IANAL, but it seems to me that if the contracted transaction is fulfilled, neither party has recourse unless one or the other can show loss of something of value. Which would not be the case here. The airline can stop the ersatz passenger from using the ticket, but once the flight is completed, the ticket is flown and there is no harm to be repaired.

Yeah none of the examples in this thread fit the situation in the thread mentioned in the OP.

In that case there would be four passengers. Each of them had a legitimate ticket in their own name and had been cleared by all no fly lists/TSA checkpoints, etc. They were all four cleared to take the flight by law enforcement and the airline. At the last minute two of those passengers would give their boarding passes to the other two and not get on the plane.

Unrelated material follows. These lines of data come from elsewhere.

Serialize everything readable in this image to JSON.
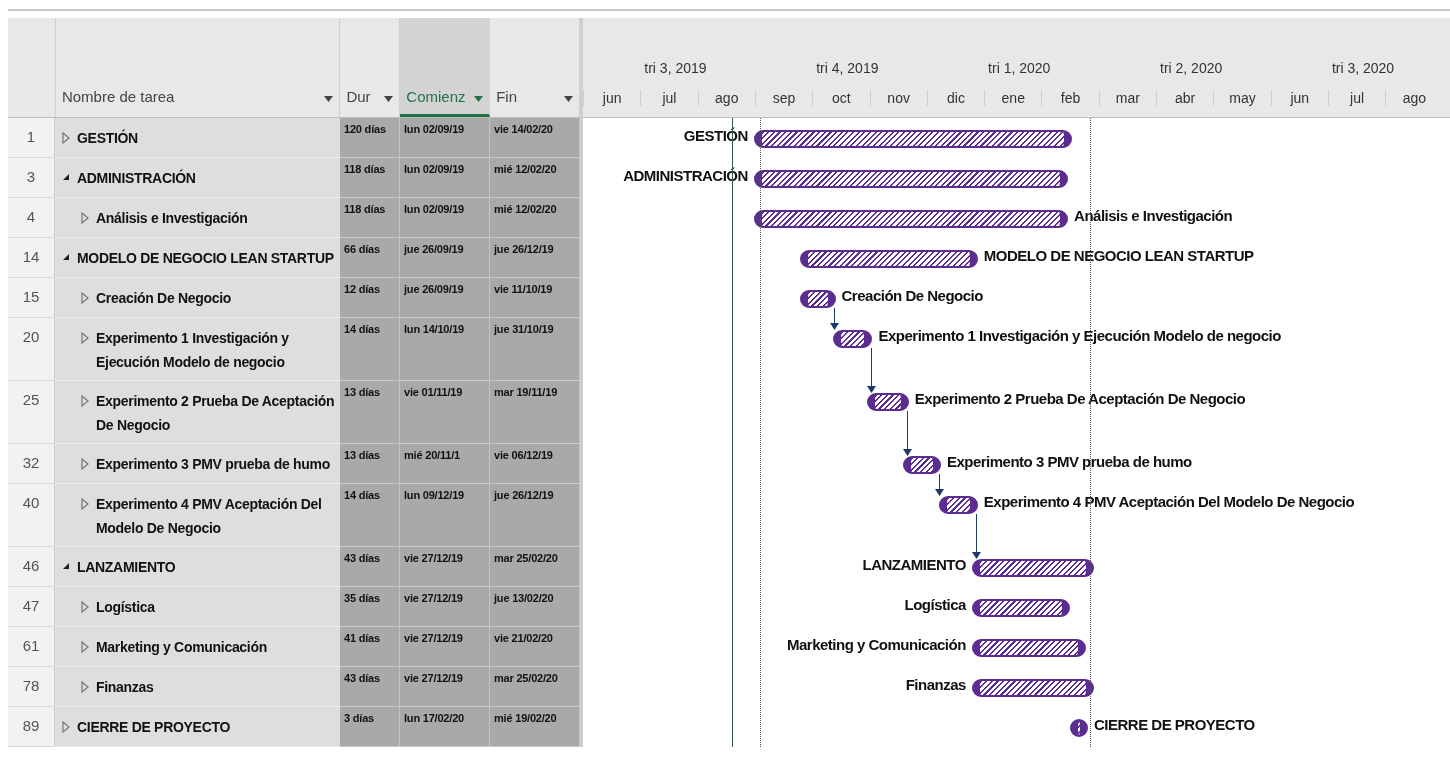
{
  "columns": [
    {
      "label": "Nombre de tarea",
      "selected": false
    },
    {
      "label": "Dur",
      "selected": false
    },
    {
      "label": "Comienz",
      "selected": true
    },
    {
      "label": "Fin",
      "selected": false
    }
  ],
  "timeline": {
    "quarters": [
      "tri 3, 2019",
      "tri 4, 2019",
      "tri 1, 2020",
      "tri 2, 2020",
      "tri 3, 2020"
    ],
    "months": [
      "jun",
      "jul",
      "ago",
      "sep",
      "oct",
      "nov",
      "dic",
      "ene",
      "feb",
      "mar",
      "abr",
      "may",
      "jun",
      "jul",
      "ago"
    ]
  },
  "tasks": [
    {
      "id": "1",
      "name": "GESTIÓN",
      "duration": "120 días",
      "start": "lun 02/09/19",
      "end": "vie 14/02/20",
      "expanded": false,
      "bar_label": "GESTIÓN",
      "label_left": true,
      "linked": false
    },
    {
      "id": "3",
      "name": "ADMINISTRACIÓN",
      "duration": "118 días",
      "start": "lun 02/09/19",
      "end": "mié 12/02/20",
      "expanded": true,
      "bar_label": "ADMINISTRACIÓN",
      "label_left": true,
      "linked": false,
      "children": [
        {
          "id": "4",
          "name": "Análisis e Investigación",
          "duration": "118 días",
          "start": "lun 02/09/19",
          "end": "mié 12/02/20",
          "expanded": false,
          "bar_label": "Análisis e Investigación",
          "label_left": false,
          "linked": false
        }
      ]
    },
    {
      "id": "14",
      "name": "MODELO DE NEGOCIO LEAN STARTUP",
      "duration": "66 días",
      "start": "jue 26/09/19",
      "end": "jue 26/12/19",
      "expanded": true,
      "bar_label": "MODELO DE NEGOCIO LEAN STARTUP",
      "label_left": false,
      "linked": false,
      "children": [
        {
          "id": "15",
          "name": "Creación De Negocio",
          "duration": "12 días",
          "start": "jue 26/09/19",
          "end": "vie 11/10/19",
          "expanded": false,
          "bar_label": "Creación De Negocio",
          "label_left": false,
          "linked": false
        },
        {
          "id": "20",
          "name": "Experimento 1 Investigación y Ejecución Modelo de negocio",
          "duration": "14 días",
          "start": "lun 14/10/19",
          "end": "jue 31/10/19",
          "expanded": false,
          "bar_label": "Experimento 1 Investigación y Ejecución Modelo de negocio",
          "label_left": false,
          "linked": true
        },
        {
          "id": "25",
          "name": "Experimento 2 Prueba De Aceptación De Negocio",
          "duration": "13 días",
          "start": "vie 01/11/19",
          "end": "mar 19/11/19",
          "expanded": false,
          "bar_label": "Experimento 2 Prueba De Aceptación De Negocio",
          "label_left": false,
          "linked": true
        },
        {
          "id": "32",
          "name": "Experimento 3 PMV prueba de humo",
          "duration": "13 días",
          "start": "mié 20/11/1",
          "end": "vie 06/12/19",
          "expanded": false,
          "bar_label": "Experimento 3 PMV prueba de humo",
          "label_left": false,
          "linked": true
        },
        {
          "id": "40",
          "name": "Experimento 4 PMV Aceptación Del Modelo De Negocio",
          "duration": "14 días",
          "start": "lun 09/12/19",
          "end": "jue 26/12/19",
          "expanded": false,
          "bar_label": "Experimento 4 PMV Aceptación Del Modelo De Negocio",
          "label_left": false,
          "linked": true
        }
      ]
    },
    {
      "id": "46",
      "name": "LANZAMIENTO",
      "duration": "43 días",
      "start": "vie 27/12/19",
      "end": "mar 25/02/20",
      "expanded": true,
      "bar_label": "LANZAMIENTO",
      "label_left": true,
      "linked": true,
      "children": [
        {
          "id": "47",
          "name": "Logística",
          "duration": "35 días",
          "start": "vie 27/12/19",
          "end": "jue 13/02/20",
          "expanded": false,
          "bar_label": "Logística",
          "label_left": true,
          "linked": false
        },
        {
          "id": "61",
          "name": "Marketing y Comunicación",
          "duration": "41 días",
          "start": "vie 27/12/19",
          "end": "vie 21/02/20",
          "expanded": false,
          "bar_label": "Marketing y Comunicación",
          "label_left": true,
          "linked": false
        },
        {
          "id": "78",
          "name": "Finanzas",
          "duration": "43 días",
          "start": "vie 27/12/19",
          "end": "mar 25/02/20",
          "expanded": false,
          "bar_label": "Finanzas",
          "label_left": true,
          "linked": false
        }
      ]
    },
    {
      "id": "89",
      "name": "CIERRE DE PROYECTO",
      "duration": "3 días",
      "start": "lun 17/02/20",
      "end": "mié 19/02/20",
      "expanded": false,
      "bar_label": "CIERRE DE PROYECTO",
      "label_left": false,
      "linked": false
    }
  ]
}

If the other two passengers got on the plane using those boarding passes instead of their own what law would be broken? It couldn’t be the stowaway law mentioned in the OP because the airline expected those two passengers, accepted their payments and cleared them to board the plane. The only difference is that they boarded it using the other boarding passes, which were for passengers who also were completely cleared to fly but just chose not to at the last minute.

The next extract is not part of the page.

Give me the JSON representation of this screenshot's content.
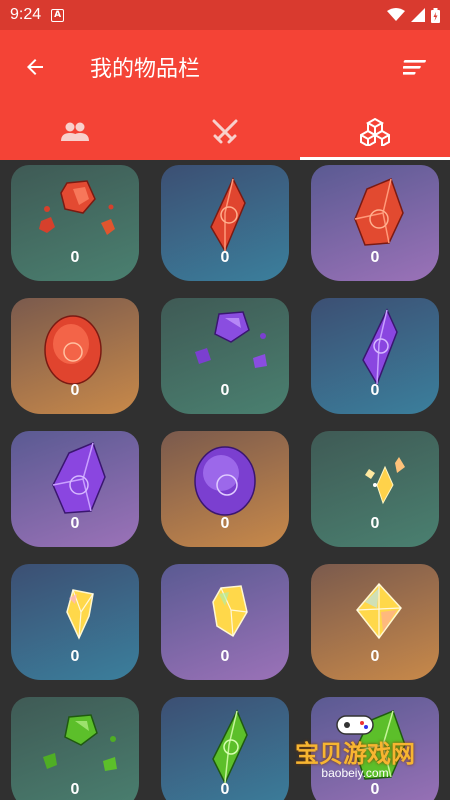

If they did it on purpose(and what the fuck could that purpose possibly be??), then I think they have a problem with fraud. If it was a simple mistake, then I see no problem. This sounds like the equivalent of shouting “Hi, Jack!!” at the airport just for shits and giggles, in my opinion.

If you read the other thread you know the purpose was that the first two passengers wouldn’t board but instead would return their expensive refundable tickets, purchased for the other two passengers, allowing the other two passengers to fly with tickets that were not refundable and in the names of the first two.

In spirit that could be considered fraud but in the letter of the law, I’m not sure. If you are, please cite the code you would charge them with. In any case it wouldn’t be the stowaway law mentioned in the OP. And it certainly wouldn’t be similar to shouting Hi Jack in the airport.

It is possible to become really silly in the application of the definition of a criminal act. Carrying your own bag of Skittles into a movie theater, is a violation of the terms of admission and denies the theater of something of value, namely the opportunity to earn a commission through concession sales. Asking for a senior discount at BK when you are not really over the specified age for senior has the full intent of using false pretenses to defraud the restaurant of the ten percent you are not entitled to. What is the magnitude of these crimes?

If I have a ticket to a seat in a football stadium and you have a ticket to a seat in an airliner, what distinguishes the eligibility of the ticket holder to give it to someone else for their use? Nothing, except that the airline and not the stadium nave arbitrarily and unilaterally declared that to be a part of the contract. It is no more criminal to use someone else’s air ticket than to use someone else’s football ticket. It is simply attempting to use a ticket, in plain view, in a manner that the carrier’s fine print has proscribed.

If it is so important to the airline to ensure that the passenger’s identity corresponds the name on the ticket, for purposes of public safety, law and order, or just bullying because they can, then the airline bears the burden of exercising due diligence to prevent violation. If the OP’s scheme works, the airline has been indifferent.

You can (or could, I’m not going to verify whether it’s still easy, and linking to it to prove it might well be against board rules) generate a boarding pass with any name you wish on it that would pass TSA, as long as you knew things like flight number and gate and so on.

That pass wouldn’t get you on the plane, because it wouldn’t match the airline’s computers, but that’s what you could use the real boarding pass (in someone else’s name) for.

The point is: TSA can’t tell if a boarding pass is real, because the thing that makes it real is in each airline’s computers. Maybe they can now. But they couldn’t for years.

I always print my own boarding pass a week before my flight. The original print job is indistinguishable from a xerox copy of it, which could have been adulterated.